Les royaumes celtiques dans ma chambre

L'Épopée celtique d'IrlandePendant quelques années, privilège d’aîné, sans doute, j’ai eu une chambre à moi dans l’appartement familial, avant d’occuper la chambre de bonne à l’étage. Cette chambre conservait la bibliothèque commune de mon père et de ma mère, alors qu’ils étaient déjà séparés : planches bleu ciel dans une structure métallique noire. Je me méfiais un peu des titres qui s’y trouvaient, et je les lisais peu. La même antipathie spontanée m’écartait de la liste des romans ayant obtenu le prix Goncourt que m’offrit systématiquement pendant quelques années ma grand-mère Marguerite. Quand les Celtes arrivent, je suis malade, et alité pour plusieurs jours. Décidément, certains de mes souvenirs de lecture les plus intenses sont liés à des épisodes de maladie ; j’ai lu La Peste de Camus dans un train qui revenait de Toulouse, et la fièvre s’ajoutant à la chaleur caniculaire me couvrait de sueur. Le front appuyé contre la vitre un peu plus fraiche, je souffris des premiers symptômes de la peste.

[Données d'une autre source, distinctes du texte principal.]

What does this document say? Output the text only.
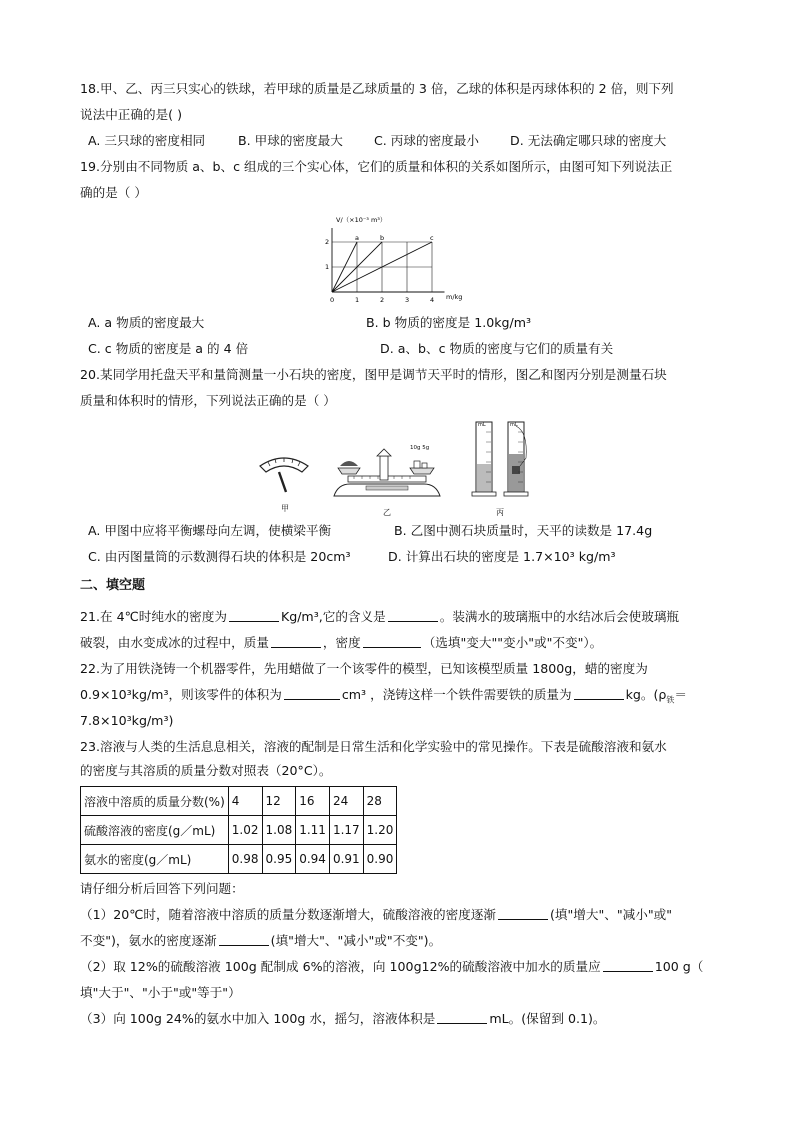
18.甲、乙、丙三只实心的铁球，若甲球的质量是乙球质量的 3 倍，乙球的体积是丙球体积的 2 倍，则下列
说法中正确的是( )
A. 三只球的密度相同	B. 甲球的密度最大 C. 丙球的密度最小 D. 无法确定哪只球的密度大
19.分别由不同物质 a、b、c 组成的三个实心体，它们的质量和体积的关系如图所示，由图可知下列说法正
确的是（ ）
a	b	c
0	1	2	3	4
1
2
V/（×10⁻³ m³）
m/kg
A. a 物质的密度最大	B. b 物质的密度是 1.0kg/m³
C. c 物质的密度是 a 的 4 倍	D. a、b、c 物质的密度与它们的质量有关
20.某同学用托盘天平和量筒测量一小石块的密度，图甲是调节天平时的情形，图乙和图丙分别是测量石块
质量和体积时的情形，下列说法正确的是（ ）
甲
10g 5g
乙
mL	mL
丙
A. 甲图中应将平衡螺母向左调，使横梁平衡	B. 乙图中测石块质量时，天平的读数是 17.4g
C. 由丙图量筒的示数测得石块的体积是 20cm³	D. 计算出石块的密度是 1.7×10³ kg/m³
二、填空题
21.在 4℃时纯水的密度为	Kg/m³,它的含义是	。装满水的玻璃瓶中的水结冰后会使玻璃瓶
破裂，由水变成冰的过程中，质量	，密度	（选填"变大""变小"或"不变"）。
22.为了用铁浇铸一个机器零件，先用蜡做了一个该零件的模型，已知该模型质量 1800g，蜡的密度为
0.9×10³kg/m³，则该零件的体积为	cm³ ，浇铸这样一个铁件需要铁的质量为	kg。($\rho_铁=$
7.8×10³kg/m³)
23.溶液与人类的生活息息相关，溶液的配制是日常生活和化学实验中的常见操作。下表是硫酸溶液和氨水
的密度与其溶质的质量分数对照表（20°C）。
溶液中溶质的质量分数(%)	4	12	16	24	28
硫酸溶液的密度(g／mL)	1.02	1.08	1.11	1.17	1.20
氨水的密度(g／mL)	0.98	0.95	0.94	0.91	0.90
请仔细分析后回答下列问题：
（1）20℃时，随着溶液中溶质的质量分数逐渐增大，硫酸溶液的密度逐渐	(填"增大"、"减小"或"
不变")，氨水的密度逐渐	(填"增大"、"减小"或"不变")。
（2）取 12%的硫酸溶液 100g 配制成 6%的溶液，向 100g12%的硫酸溶液中加水的质量应	100 g（
填"大于"、"小于"或"等于"）
（3）向 100g 24%的氨水中加入 100g 水，摇匀，溶液体积是	mL。(保留到 0.1)。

Ma mère va m’acheter des livres que j’ai choisis un peu hasard sur un catalogue de la Petite Bibliothèque Payot que je connais à cause des ouvrages sur l’Antiquité qu’elle a parfois publiés. Il s’agit de Jean Markale, L’Épopée celtique en Bretagne (1975) et L’Épopée celtique d’Irlande (1979). Markale a mauvaise réputation parmi les celtisants, il s’est parfois livré à des traductions de traduction etc., mais je lui dois la découverte du domaine celtique, des Mabinogion, des légendes du cycle d’Ulster. Ce fut une révélation, les druides, les bardes dont la formation comprend une nuit passée à composer un poème sans le secours de la plume, avec une grosse pierre posée sur la poitrine, les figures de dieux païens à peine déguisés par des copistes chrétiens, la fureur épique d’un héros qui s’appelle « Chien », un visage plus archaïque du roi Arthur, des jeunes filles changées en cygne, une atmosphère de sorcellerie, mais aussi des scènes hautement comiques, mêlées aux épopées les plus sérieuses. Je tombai amoureux de la classification des textes en fonction de leur contenu pratiquée par les scribes irlandais du Moyen Âge, les courtises, les morts violentes, les razzias de bétail, les voyages lointains, au point que je partis à Dublin pour les étudier plus en détail.